La escenografía conocida como ‘La Casita’, elemento central en las giras internacionales de Bad Bunny, se ha convertido en el origen de un complejo litigio judicial para el artista puertorriqueño. Román Carrasco Delgado, un ciudadano de 84 años y propietario de la vivienda real en la que se inspiró dicha estructura, ha interpuesto una demanda millonaria contra el cantante. El demandante alega que el uso de la imagen de su propiedad ha trascendido los límites del acuerdo inicial, derivando en una explotación comercial no autorizada en productos de mercadotecnia y en los espectáculos musicales del intérprete por todo el mundo.
La réplica de la vivienda no ha estado exenta de controversia en el ámbito de la convivencia de los conciertos. El equipo del artista acostumbra a seleccionar a varias seguidoras del público para que permanezcan en el porche de la estructura junto a los bailarines y las celebridades invitadas, una dinámica que ha recibido críticas debido a la tendencia de elegir de forma sistemática a mujeres jóvenes y atractivas. No obstante, el principal conflicto legal radica en la reclamación económica interpuesta en los tribunales por el dueño del inmueble original, ubicado en la localidad de Humacao (Puerto Rico).

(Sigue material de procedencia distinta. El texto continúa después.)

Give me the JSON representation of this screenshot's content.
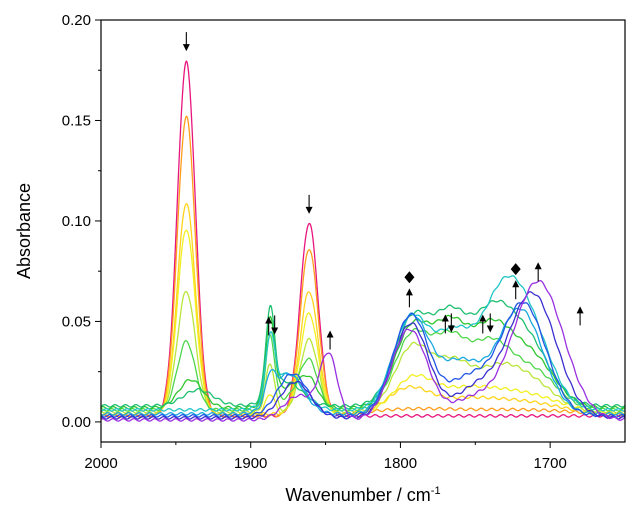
{
  "chart_data": {
    "type": "line",
    "xlabel": "Wavenumber / cm",
    "xlabel_sup": "-1",
    "ylabel": "Absorbance",
    "xlim": [
      2000,
      1650
    ],
    "ylim": [
      -0.01,
      0.2
    ],
    "x_reversed": true,
    "x_ticks": [
      2000,
      1900,
      1800,
      1700
    ],
    "y_ticks": [
      0.0,
      0.05,
      0.1,
      0.15,
      0.2
    ],
    "y_tick_labels": [
      "0.00",
      "0.05",
      "0.10",
      "0.15",
      "0.20"
    ],
    "series": [
      {
        "color": "#e8157d",
        "peaks": [
          [
            1943,
            0.176,
            6
          ],
          [
            1861,
            0.096,
            6
          ]
        ],
        "baseline": 0.003
      },
      {
        "color": "#ff9e1b",
        "peaks": [
          [
            1943,
            0.149,
            6
          ],
          [
            1861,
            0.083,
            6
          ],
          [
            1795,
            0.003,
            30
          ],
          [
            1720,
            0.003,
            40
          ]
        ],
        "baseline": 0.003
      },
      {
        "color": "#ffd31c",
        "peaks": [
          [
            1943,
            0.105,
            6
          ],
          [
            1861,
            0.061,
            6
          ],
          [
            1795,
            0.012,
            14
          ],
          [
            1760,
            0.006,
            20
          ],
          [
            1720,
            0.006,
            25
          ]
        ],
        "baseline": 0.004
      },
      {
        "color": "#f2f020",
        "peaks": [
          [
            1943,
            0.092,
            6
          ],
          [
            1861,
            0.05,
            6
          ],
          [
            1887,
            0.01,
            3
          ],
          [
            1792,
            0.016,
            13
          ],
          [
            1760,
            0.01,
            20
          ],
          [
            1720,
            0.01,
            25
          ]
        ],
        "baseline": 0.004
      },
      {
        "color": "#b8e63a",
        "peaks": [
          [
            1943,
            0.06,
            6
          ],
          [
            1861,
            0.036,
            6
          ],
          [
            1887,
            0.024,
            3
          ],
          [
            1792,
            0.032,
            12
          ],
          [
            1765,
            0.022,
            12
          ],
          [
            1735,
            0.02,
            15
          ],
          [
            1710,
            0.012,
            15
          ]
        ],
        "baseline": 0.005
      },
      {
        "color": "#4fd64b",
        "peaks": [
          [
            1943,
            0.034,
            6
          ],
          [
            1861,
            0.022,
            6
          ],
          [
            1887,
            0.035,
            3
          ],
          [
            1872,
            0.006,
            10
          ],
          [
            1792,
            0.037,
            12
          ],
          [
            1767,
            0.03,
            11
          ],
          [
            1740,
            0.032,
            14
          ],
          [
            1710,
            0.018,
            15
          ]
        ],
        "baseline": 0.006
      },
      {
        "color": "#2ec72e",
        "peaks": [
          [
            1940,
            0.014,
            8
          ],
          [
            1861,
            0.012,
            6
          ],
          [
            1887,
            0.04,
            3
          ],
          [
            1875,
            0.01,
            10
          ],
          [
            1792,
            0.04,
            12
          ],
          [
            1767,
            0.035,
            11
          ],
          [
            1740,
            0.038,
            14
          ],
          [
            1712,
            0.024,
            15
          ]
        ],
        "baseline": 0.007
      },
      {
        "color": "#1ebf6f",
        "peaks": [
          [
            1935,
            0.008,
            10
          ],
          [
            1887,
            0.043,
            3
          ],
          [
            1876,
            0.012,
            10
          ],
          [
            1792,
            0.043,
            12
          ],
          [
            1767,
            0.038,
            11
          ],
          [
            1740,
            0.042,
            14
          ],
          [
            1715,
            0.03,
            15
          ]
        ],
        "baseline": 0.008
      },
      {
        "color": "#20c6c6",
        "peaks": [
          [
            1887,
            0.03,
            3
          ],
          [
            1875,
            0.018,
            10
          ],
          [
            1793,
            0.045,
            12
          ],
          [
            1765,
            0.034,
            12
          ],
          [
            1735,
            0.044,
            14
          ],
          [
            1715,
            0.04,
            15
          ]
        ],
        "baseline": 0.006
      },
      {
        "color": "#18a8e0",
        "peaks": [
          [
            1887,
            0.012,
            3
          ],
          [
            1875,
            0.02,
            10
          ],
          [
            1793,
            0.048,
            12
          ],
          [
            1760,
            0.025,
            14
          ],
          [
            1720,
            0.052,
            15
          ]
        ],
        "baseline": 0.004
      },
      {
        "color": "#2056e6",
        "peaks": [
          [
            1872,
            0.021,
            10
          ],
          [
            1793,
            0.05,
            12
          ],
          [
            1755,
            0.018,
            14
          ],
          [
            1718,
            0.056,
            15
          ]
        ],
        "baseline": 0.003
      },
      {
        "color": "#3a2fd0",
        "peaks": [
          [
            1870,
            0.018,
            10
          ],
          [
            1793,
            0.047,
            12
          ],
          [
            1750,
            0.014,
            14
          ],
          [
            1712,
            0.062,
            16
          ]
        ],
        "baseline": 0.002
      },
      {
        "color": "#9a30e0",
        "peaks": [
          [
            1848,
            0.032,
            6
          ],
          [
            1868,
            0.012,
            10
          ],
          [
            1794,
            0.045,
            12
          ],
          [
            1752,
            0.01,
            14
          ],
          [
            1708,
            0.069,
            17
          ]
        ],
        "baseline": 0.001
      }
    ],
    "annotations": [
      {
        "type": "arrow-down",
        "x": 1943,
        "y": 0.189
      },
      {
        "type": "arrow-down",
        "x": 1861,
        "y": 0.108
      },
      {
        "type": "arrow-up",
        "x": 1888,
        "y": 0.048
      },
      {
        "type": "arrow-down",
        "x": 1884,
        "y": 0.048
      },
      {
        "type": "arrow-up",
        "x": 1847,
        "y": 0.041
      },
      {
        "type": "diamond",
        "x": 1794,
        "y": 0.072
      },
      {
        "type": "arrow-up",
        "x": 1794,
        "y": 0.062
      },
      {
        "type": "arrow-up",
        "x": 1770,
        "y": 0.049
      },
      {
        "type": "arrow-down",
        "x": 1766,
        "y": 0.049
      },
      {
        "type": "arrow-up",
        "x": 1745,
        "y": 0.049
      },
      {
        "type": "arrow-down",
        "x": 1740,
        "y": 0.049
      },
      {
        "type": "diamond",
        "x": 1723,
        "y": 0.076
      },
      {
        "type": "arrow-up",
        "x": 1723,
        "y": 0.066
      },
      {
        "type": "arrow-up",
        "x": 1708,
        "y": 0.075
      },
      {
        "type": "arrow-up",
        "x": 1680,
        "y": 0.053
      }
    ]
  }
}
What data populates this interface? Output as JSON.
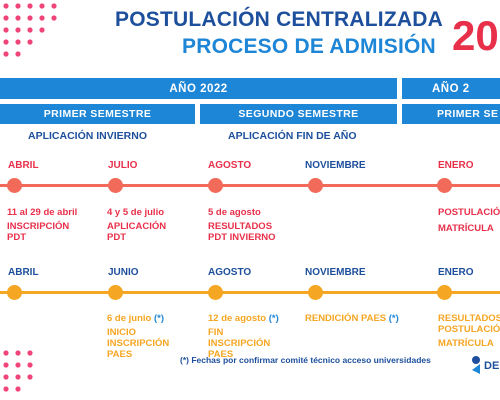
{
  "header": {
    "title_line1": "POSTULACIÓN CENTRALIZADA",
    "title_line2": "PROCESO DE ADMISIÓN",
    "year_partial": "20"
  },
  "colors": {
    "title_dark_blue": "#1d4f9c",
    "accent_blue": "#1e86d6",
    "red": "#e8304a",
    "coral_line": "#f26b5a",
    "orange": "#f5a623",
    "pink_dots": "#f0457a"
  },
  "year_bars": [
    "AÑO 2022",
    "AÑO 2"
  ],
  "semester_bars": [
    "PRIMER SEMESTRE",
    "SEGUNDO SEMESTRE",
    "PRIMER SE"
  ],
  "subheads": [
    "APLICACIÓN INVIERNO",
    "APLICACIÓN FIN DE AÑO"
  ],
  "timeline1": {
    "months": [
      "ABRIL",
      "JULIO",
      "AGOSTO",
      "NOVIEMBRE",
      "ENERO"
    ],
    "events": [
      {
        "date": "11 al 29 de abril",
        "desc1": "INSCRIPCIÓN",
        "desc2": "PDT"
      },
      {
        "date": "4 y 5 de julio",
        "desc1": "APLICACIÓN",
        "desc2": "PDT"
      },
      {
        "date": "5 de agosto",
        "desc1": "RESULTADOS",
        "desc2": "PDT INVIERNO"
      },
      {
        "desc1": "POSTULACIÓ",
        "desc2": "MATRÍCULA"
      }
    ]
  },
  "timeline2": {
    "months": [
      "ABRIL",
      "JUNIO",
      "AGOSTO",
      "NOVIEMBRE",
      "ENERO"
    ],
    "events": [
      {
        "date": "6 de junio",
        "mark": "(*)",
        "desc1": "INICIO",
        "desc2": "INSCRIPCIÓN",
        "desc3": "PAES"
      },
      {
        "date": "12 de agosto",
        "mark": "(*)",
        "desc1": "FIN",
        "desc2": "INSCRIPCIÓN",
        "desc3": "PAES"
      },
      {
        "date": "RENDICIÓN PAES",
        "mark": "(*)"
      },
      {
        "desc1": "RESULTADOS",
        "desc2": "POSTULACIÓ",
        "desc3": "MATRÍCULA"
      }
    ]
  },
  "footnote": "(*) Fechas por confirmar comité técnico acceso universidades",
  "logo_text": "DE"
}
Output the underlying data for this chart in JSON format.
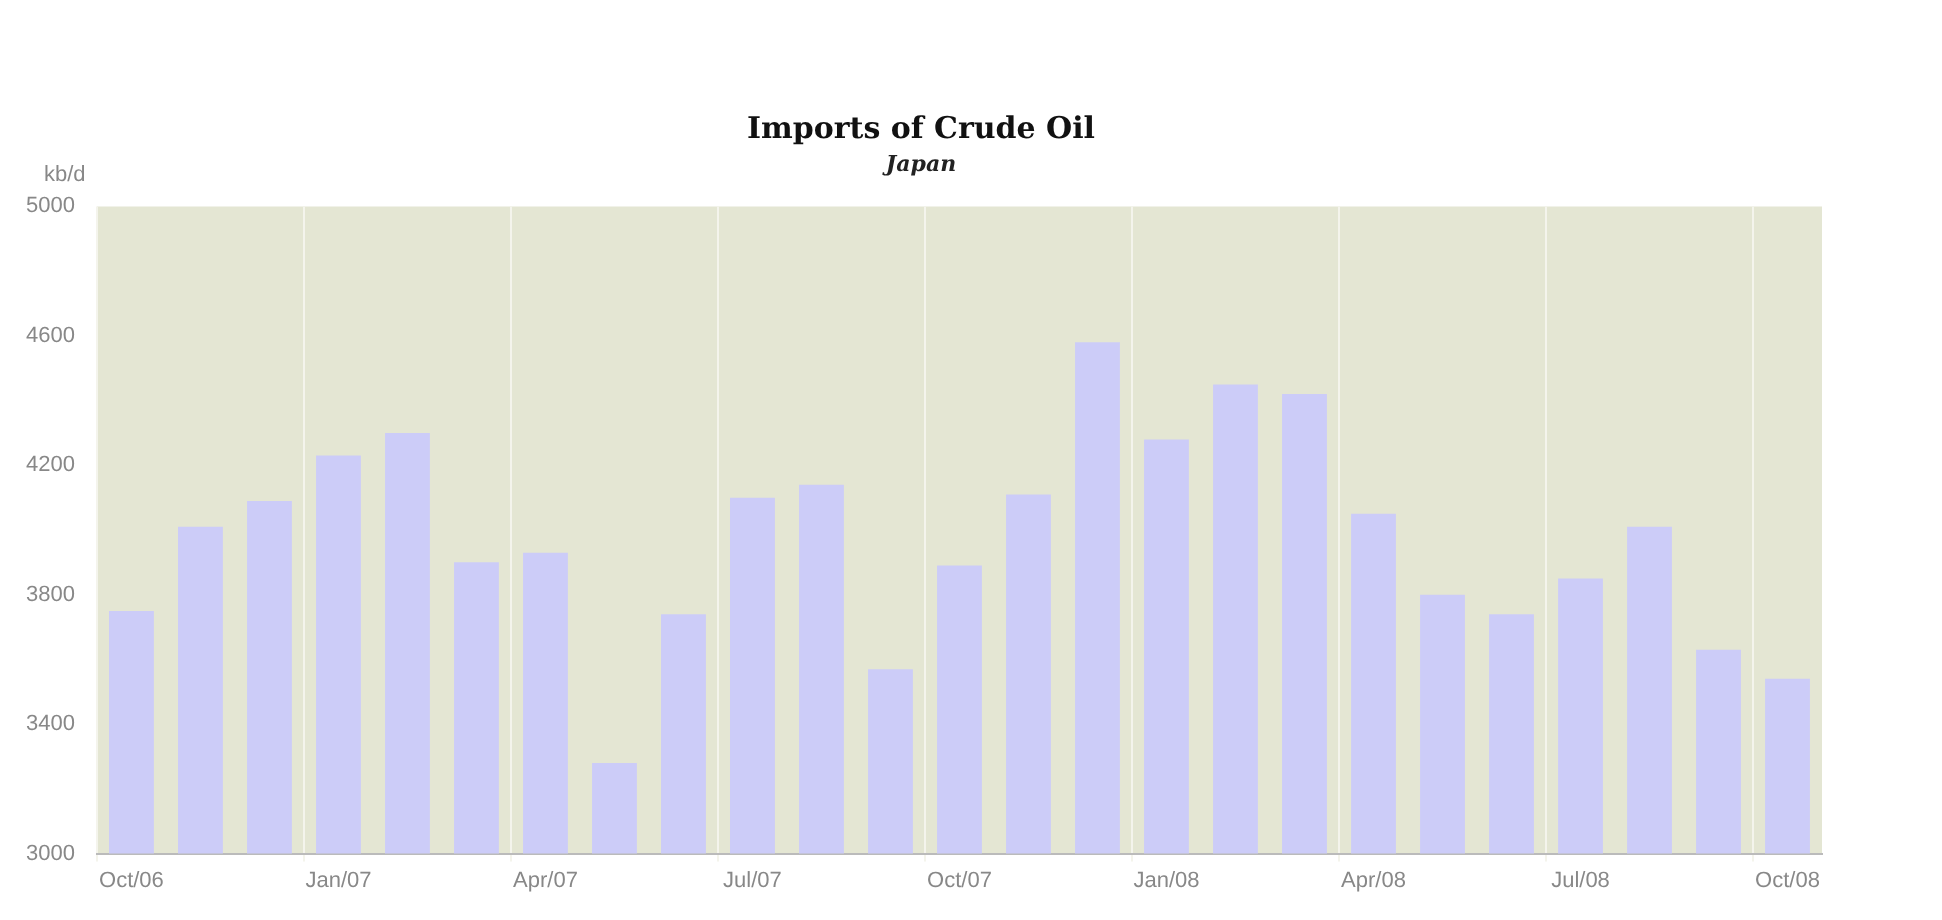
{
  "chart_data": {
    "type": "bar",
    "title": "Imports of Crude Oil",
    "subtitle": "Japan",
    "ylabel": "kb/d",
    "categories": [
      "Oct/06",
      null,
      null,
      "Jan/07",
      null,
      null,
      "Apr/07",
      null,
      null,
      "Jul/07",
      null,
      null,
      "Oct/07",
      null,
      null,
      "Jan/08",
      null,
      null,
      "Apr/08",
      null,
      null,
      "Jul/08",
      null,
      null,
      "Oct/08"
    ],
    "values": [
      3750,
      4010,
      4090,
      4230,
      4300,
      3900,
      3930,
      3280,
      3740,
      4100,
      4140,
      3570,
      3890,
      4110,
      4580,
      4280,
      4450,
      4420,
      4050,
      3800,
      3740,
      3850,
      4010,
      3630,
      3540
    ],
    "color": "#ccccf8",
    "ylim": [
      3000,
      5000
    ],
    "yticks": [
      3000,
      3400,
      3800,
      4200,
      4600,
      5000
    ],
    "grid": "x",
    "legend": false
  }
}
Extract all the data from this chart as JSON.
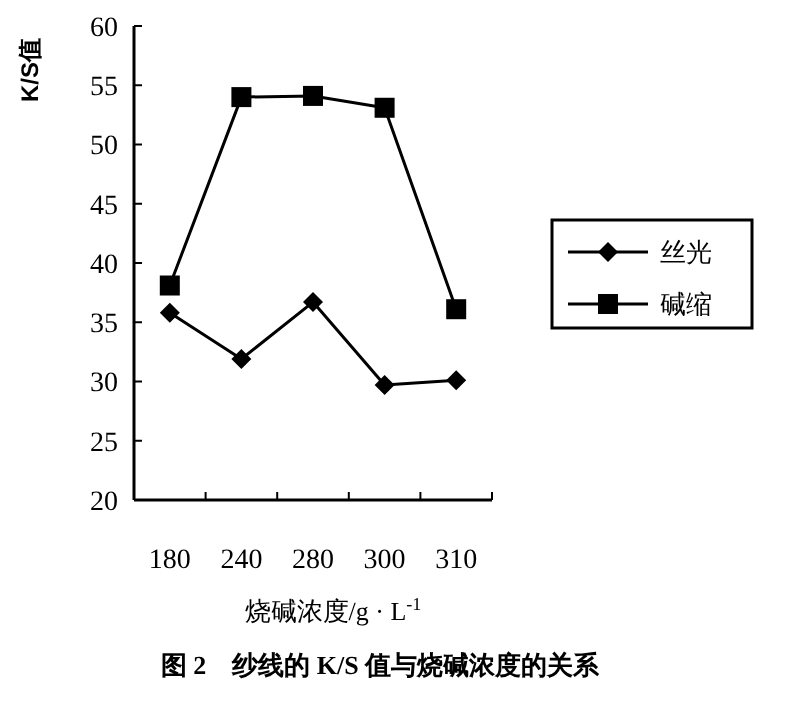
{
  "chart_data": {
    "type": "line",
    "title": "图 2　纱线的 K/S 值与烧碱浓度的关系",
    "xlabel": "烧碱浓度/g · L$^{-1}$",
    "ylabel": "K/S值",
    "categories": [
      "180",
      "240",
      "280",
      "300",
      "310"
    ],
    "series": [
      {
        "name": "丝光",
        "color": "#000000",
        "marker": "diamond",
        "values": [
          35.8,
          31.9,
          36.7,
          29.7,
          30.1
        ]
      },
      {
        "name": "碱缩",
        "color": "#000000",
        "marker": "square",
        "values": [
          38.1,
          54.0,
          54.1,
          53.1,
          36.1
        ]
      }
    ],
    "ylim": [
      20,
      60
    ],
    "yticks": [
      20,
      25,
      30,
      35,
      40,
      45,
      50,
      55,
      60
    ],
    "legend": "right",
    "grid": false,
    "line_style": "solid"
  }
}
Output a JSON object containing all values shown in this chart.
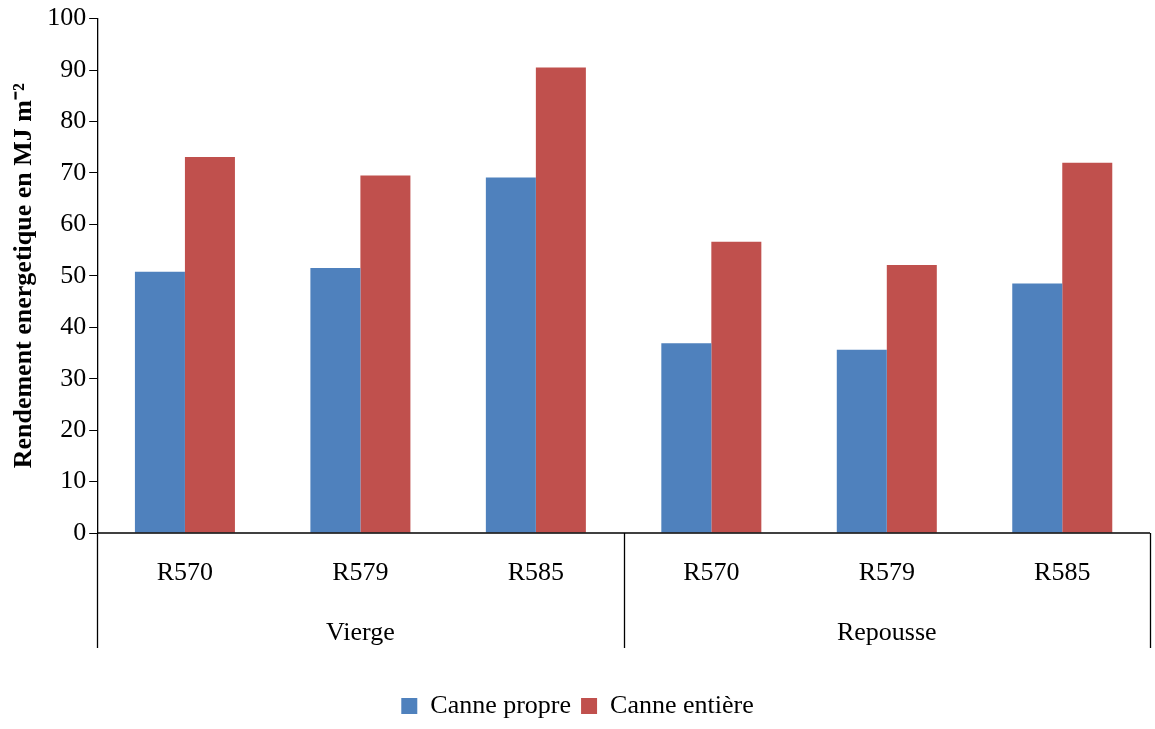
{
  "chart_data": {
    "type": "bar",
    "ylabel": "Rendement energetique en MJ m⁻²",
    "categories": [
      "R570",
      "R579",
      "R585",
      "R570",
      "R579",
      "R585"
    ],
    "series": [
      {
        "name": "Canne propre",
        "color": "#4f81bd",
        "values": [
          50.8,
          51.5,
          69.1,
          36.9,
          35.6,
          48.5
        ]
      },
      {
        "name": "Canne entière",
        "color": "#c0504d",
        "values": [
          73.1,
          69.5,
          90.5,
          56.6,
          52.1,
          72.0
        ]
      }
    ],
    "annotations": [
      "Vierge",
      "Repousse"
    ],
    "ylim": [
      0,
      100
    ],
    "yticks": [
      0,
      10,
      20,
      30,
      40,
      50,
      60,
      70,
      80,
      90,
      100
    ],
    "grid": false,
    "legend": "bottom"
  }
}
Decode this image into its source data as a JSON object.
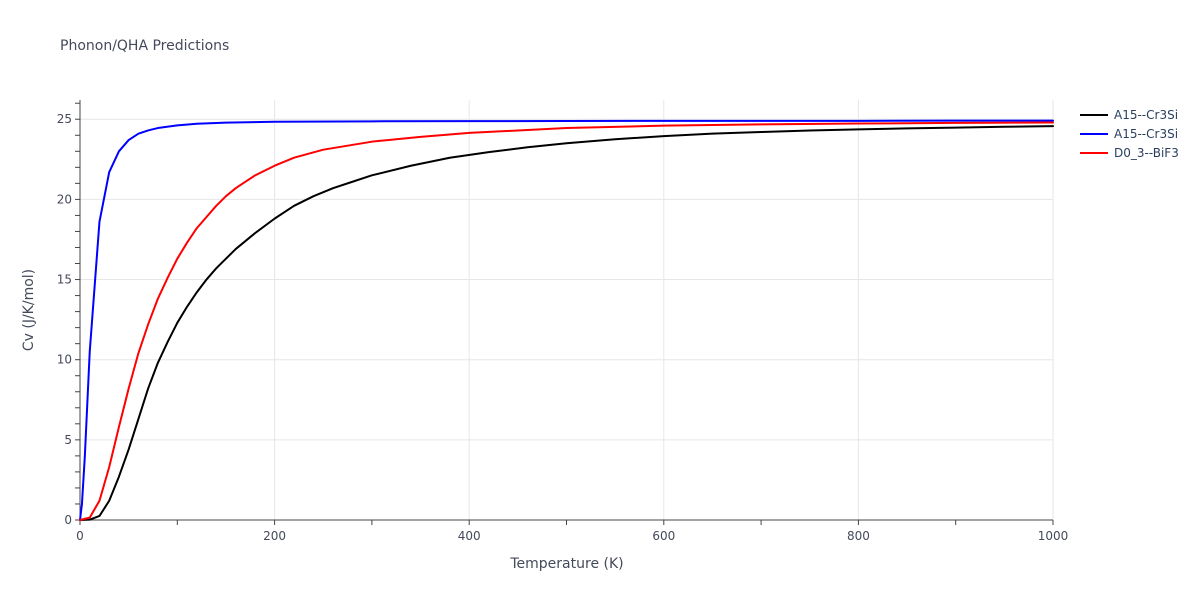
{
  "chart_data": {
    "type": "line",
    "title": "Phonon/QHA Predictions",
    "xlabel": "Temperature (K)",
    "ylabel": "Cv (J/K/mol)",
    "xlim": [
      0,
      1000
    ],
    "ylim": [
      0,
      26.2
    ],
    "xticks": [
      0,
      200,
      400,
      600,
      800,
      1000
    ],
    "yticks": [
      0,
      5,
      10,
      15,
      20,
      25
    ],
    "grid": true,
    "legend_position": "top-right",
    "series": [
      {
        "name": "A15--Cr3Si",
        "color": "#000000",
        "x": [
          0,
          10,
          20,
          30,
          40,
          50,
          60,
          70,
          80,
          90,
          100,
          110,
          120,
          130,
          140,
          150,
          160,
          170,
          180,
          200,
          220,
          240,
          260,
          280,
          300,
          340,
          380,
          420,
          460,
          500,
          550,
          600,
          650,
          700,
          750,
          800,
          850,
          900,
          950,
          1000
        ],
        "y": [
          0,
          0.02,
          0.25,
          1.2,
          2.7,
          4.4,
          6.3,
          8.2,
          9.8,
          11.1,
          12.3,
          13.3,
          14.2,
          15.0,
          15.7,
          16.3,
          16.9,
          17.4,
          17.9,
          18.8,
          19.6,
          20.2,
          20.7,
          21.1,
          21.5,
          22.1,
          22.6,
          22.95,
          23.25,
          23.5,
          23.75,
          23.95,
          24.1,
          24.2,
          24.3,
          24.37,
          24.43,
          24.48,
          24.53,
          24.57
        ]
      },
      {
        "name": "A15--Cr3Si",
        "color": "#0000ff",
        "x": [
          0,
          2,
          5,
          10,
          20,
          30,
          40,
          50,
          60,
          70,
          80,
          100,
          120,
          150,
          200,
          300,
          400,
          500,
          600,
          700,
          800,
          900,
          1000
        ],
        "y": [
          0,
          1.0,
          4.0,
          10.5,
          18.6,
          21.7,
          23.0,
          23.7,
          24.1,
          24.3,
          24.45,
          24.62,
          24.72,
          24.79,
          24.84,
          24.87,
          24.88,
          24.89,
          24.9,
          24.9,
          24.9,
          24.91,
          24.91
        ]
      },
      {
        "name": "D0_3--BiF3",
        "color": "#ff0000",
        "x": [
          0,
          10,
          20,
          30,
          40,
          50,
          60,
          70,
          80,
          90,
          100,
          110,
          120,
          130,
          140,
          150,
          160,
          180,
          200,
          220,
          250,
          300,
          350,
          400,
          450,
          500,
          600,
          700,
          800,
          900,
          1000
        ],
        "y": [
          0,
          0.15,
          1.2,
          3.3,
          5.8,
          8.2,
          10.4,
          12.2,
          13.8,
          15.1,
          16.3,
          17.3,
          18.2,
          18.9,
          19.6,
          20.2,
          20.7,
          21.5,
          22.1,
          22.6,
          23.1,
          23.6,
          23.9,
          24.15,
          24.3,
          24.45,
          24.6,
          24.68,
          24.73,
          24.77,
          24.8
        ]
      }
    ]
  }
}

El origen del proyecto y el cambio de las condiciones iniciales
El vínculo entre la propiedad de Román Carrasco Delgado y la identidad visual del cantante comenzó con la producción del cortometraje correspondiente al tema musical ‘Debí tirar más fotos’. La directora de dicho proyecto audiovisual, Mayna Magruder Ortiz, detalló en declaraciones al medio puertorriqueño El Nuevo Día que la estructura fue diseñada con el propósito técnico de albergar a los bailarines tanto en el tejado como en el espacio interior. Para ello, se modificaron ciertos componentes estructurales, aunque se preservaron todos los elementos característicos de una casita de campo típica de la tradición de Puerto Rico.
Bajo este planteamiento, Carrasco Delgado autorizó el uso de su inmueble para la grabación del vídeo musical, si bien el escrito judicial matiza que el propietario no disponía de un conocimiento detallado sobre la forma y el modo precisos en que se terminaría utilizando su propiedad. El acuerdo inicial estipulaba que la imagen de la casa se limitaría exclusivamente al citado cortometraje. Sin embargo, tras la finalización del rodaje, la representación gráfica de la residencia fue incorporada a diversos productos comerciales de Bad Bunny y se convirtió en la recreación icónica que acompaña al cantante en sus actuaciones en directo.
Una reclamación de seis millones de dólares por enriquecimiento ilícito
Ante la expansión del uso de su propiedad, el dueño de la casa decidió emprender acciones legales formalizando una demanda de seis millones de dólares. El recurso judicial se dirige contra el intérprete de ‘NUEVAYoL’ y contra tres corporaciones vinculadas a la organización y producción de sus eventos: Rimas Entertainment LLC, Move Concerts PR INC y A1 Production, LLC. El demandante acusa formalmente a las partes de haberse saltado el acuerdo suscrito para el cortometraje y de incurrir en un delito de enriquecimiento ilícito a costa de su patrimonio.
Según las informaciones publicadas por el diario estadounidense Los Angeles Times, el libelo de la demanda argumenta una pérdida notable de la privacidad del propietario desde que se efectuara la filmación. El texto judicial sostiene que una gran cantidad de personas acude de forma recurrente hasta las inmediaciones de la vivienda en Humacao con el único propósito de capturar fotografías y vídeos del emplazamiento.
El documento legal añade que ‘La Casita’ ha sido objeto de decenas o cientos de publicaciones en diferentes plataformas de redes sociales, sirviendo además como reclamo para la venta de productos comerciales con la estampa de la propiedad. El escrito concluye denunciando que, a pesar de la explotación y la difusión masiva de la imagen de su residencia particular, el afectado no recibe ningún tipo de beneficio económico general por estas actividades.